Fragmentasi dan Konvergensi Politik Baru
Mu’ti mengatakan, ada pengalaman pada pemilu-pemilu sebelumnya beberapa partai Islam baru dan lama yang tidak lolos ke Senayan. Fakta ini menunjukkan bahwa peluang partai Islam untuk menang memang kecil. Terlebih lagi beberapa tokoh yang mendirikan partai baru sebelumnya juga aktif di partai lama, seperti Amien Rais di Partai Ummat dan Fahri Hamzah cs di Partai Gelora. Beberapa pendiri Partai Masyumi yang sebelumnya juga di PBB.

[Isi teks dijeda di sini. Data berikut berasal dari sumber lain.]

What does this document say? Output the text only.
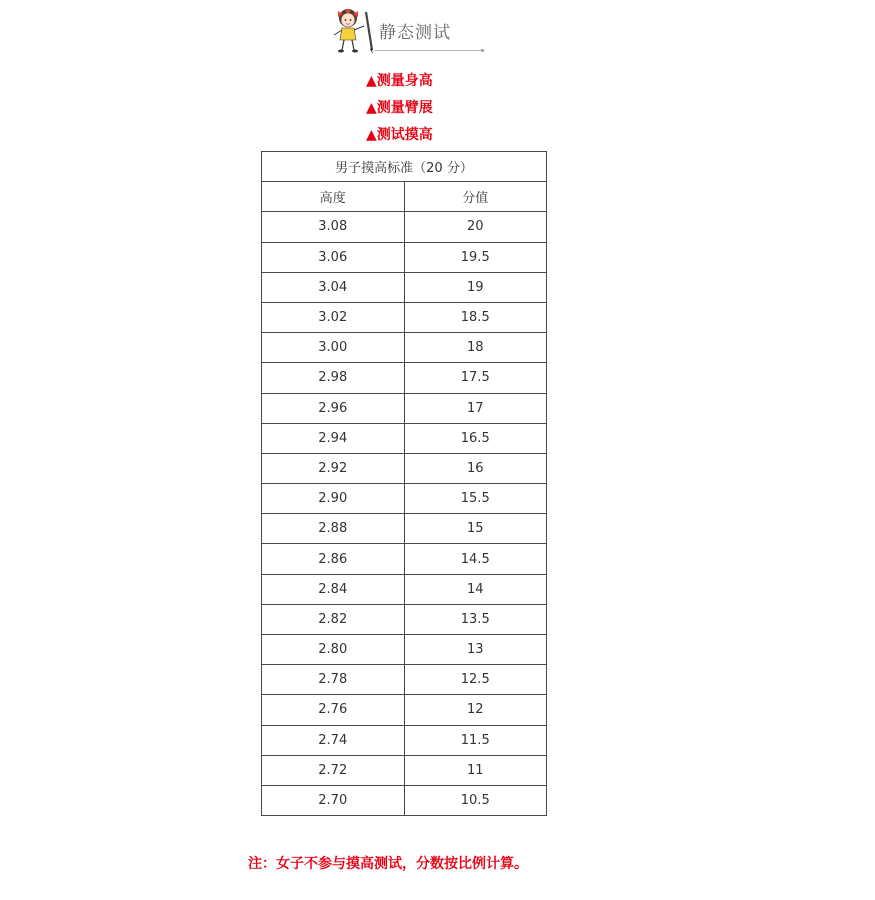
静态测试
▲测量身高
▲测量臂展
▲测试摸高
男子摸高标准（20 分）	
高度	分值
3.08	20
3.06	19.5
3.04	19
3.02	18.5
3.00	18
2.98	17.5
2.96	17
2.94	16.5
2.92	16
2.90	15.5
2.88	15
2.86	14.5
2.84	14
2.82	13.5
2.80	13
2.78	12.5
2.76	12
2.74	11.5
2.72	11
2.70	10.5
注：女子不参与摸高测试，分数按比例计算。
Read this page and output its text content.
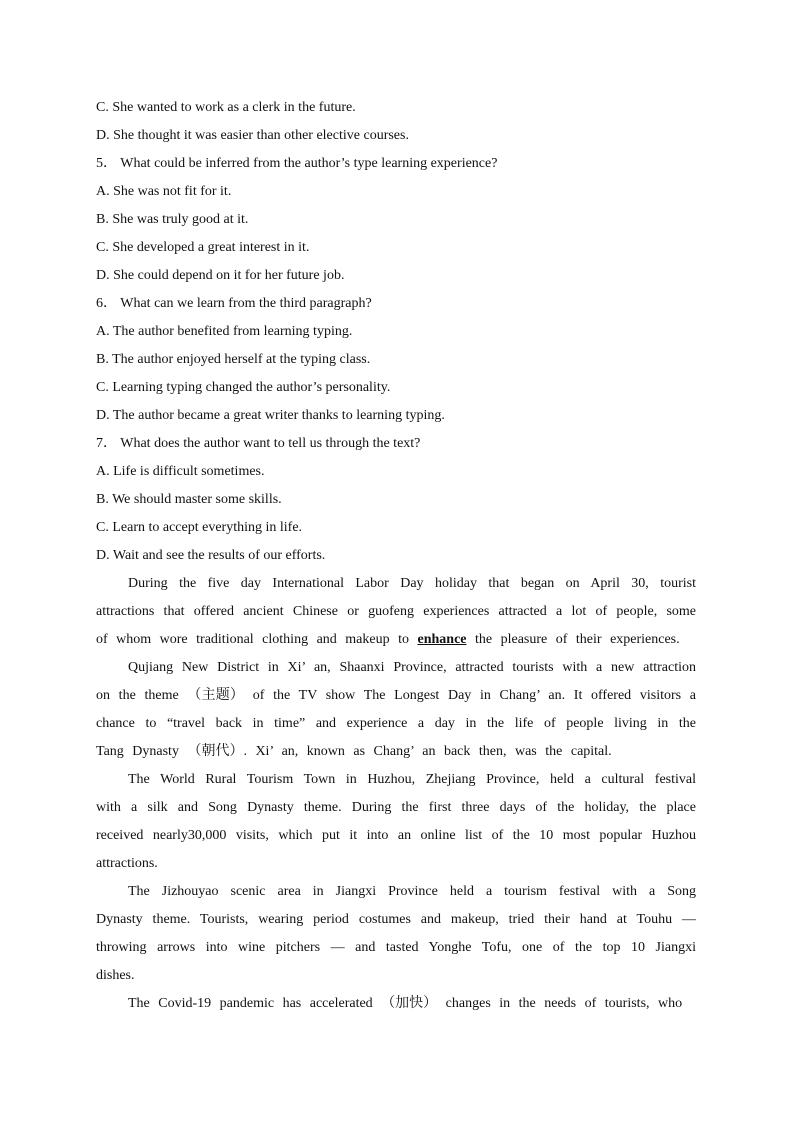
C. She wanted to work as a clerk in the future.
D. She thought it was easier than other elective courses.
5． What could be inferred from the author’s type learning experience?
A. She was not fit for it.
B. She was truly good at it.
C. She developed a great interest in it.
D. She could depend on it for her future job.
6． What can we learn from the third paragraph?
A. The author benefited from learning typing.
B. The author enjoyed herself at the typing class.
C. Learning typing changed the author’s personality.
D. The author became a great writer thanks to learning typing.
7． What does the author want to tell us through the text?
A. Life is difficult sometimes.
B. We should master some skills.
C. Learn to accept everything in life.
D. Wait and see the results of our efforts.

During the five day International Labor Day holiday that began on April 30, tourist attractions that offered ancient Chinese or guofeng experiences attracted a lot of people, some of whom wore traditional clothing and makeup to enhance the pleasure of their experiences.

Qujiang New District in Xi’ an, Shaanxi Province, attracted tourists with a new attraction on the theme （主题） of the TV show The Longest Day in Chang’ an. It offered visitors a chance to “travel back in time” and experience a day in the life of people living in the Tang Dynasty （朝代）. Xi’ an, known as Chang’ an back then, was the capital.

The World Rural Tourism Town in Huzhou, Zhejiang Province, held a cultural festival with a silk and Song Dynasty theme. During the first three days of the holiday, the place received nearly30,000 visits, which put it into an online list of the 10 most popular Huzhou attractions.

The Jizhouyao scenic area in Jiangxi Province held a tourism festival with a Song Dynasty theme. Tourists, wearing period costumes and makeup, tried their hand at Touhu — throwing arrows into wine pitchers — and tasted Yonghe Tofu, one of the top 10 Jiangxi dishes.

The Covid-19 pandemic has accelerated （加快） changes in the needs of tourists, who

“Dengan begitu pemilih pendukung tokoh akan berpindah pilihan mengikuti partai baru tokoh itu. Yang terjadi kemudian adalah fragmentasi politik yang makin luas dan merupakan tantangan tersendiri bagi masa depan umat Islam,” ujarnya.
Guru Besar Pendidikan Agama Islam UIN Syarif Hidayatullah Jakarta ini menambahkan, dalam konteks keberadaan parpol dengan pengambilan kebijakan strategis negara tentu parpol yang pemilihnya besar dan memiliki kursi banyak di legislatif pasti lebih menentukan, terutama dalam pengambilan keputusan perundangan, penentuan jabatan-jabatan penting kenegaraan, dan penentuan presiden-wakil presiden.
Dengan banyaknya parpol Islam sekarang ini, lanjut pria asli Kudus itu, belum bisa dipastikan jumlah pemilih akan bertambah. Ibarat orang memancing ikan di kolam yang sama, pemancing semakin banyak. Kans mendapat ikan semakin kecil.
Meskipun sekarang tidak terlalu relevan melihat partai politik Islam dan partai politik non-Islam karena sudah terjadi konvergensi politik. Partai-partai yang sebelumnya dianggap partai sekular ternyata didukung oleh banyak tokoh Islam. Itu sudah diprediksi Kuntowidjojo pada tahun 1990-an. Maknanya, sudah tidak lagi relevan bicara partai Islam dan partai sekular.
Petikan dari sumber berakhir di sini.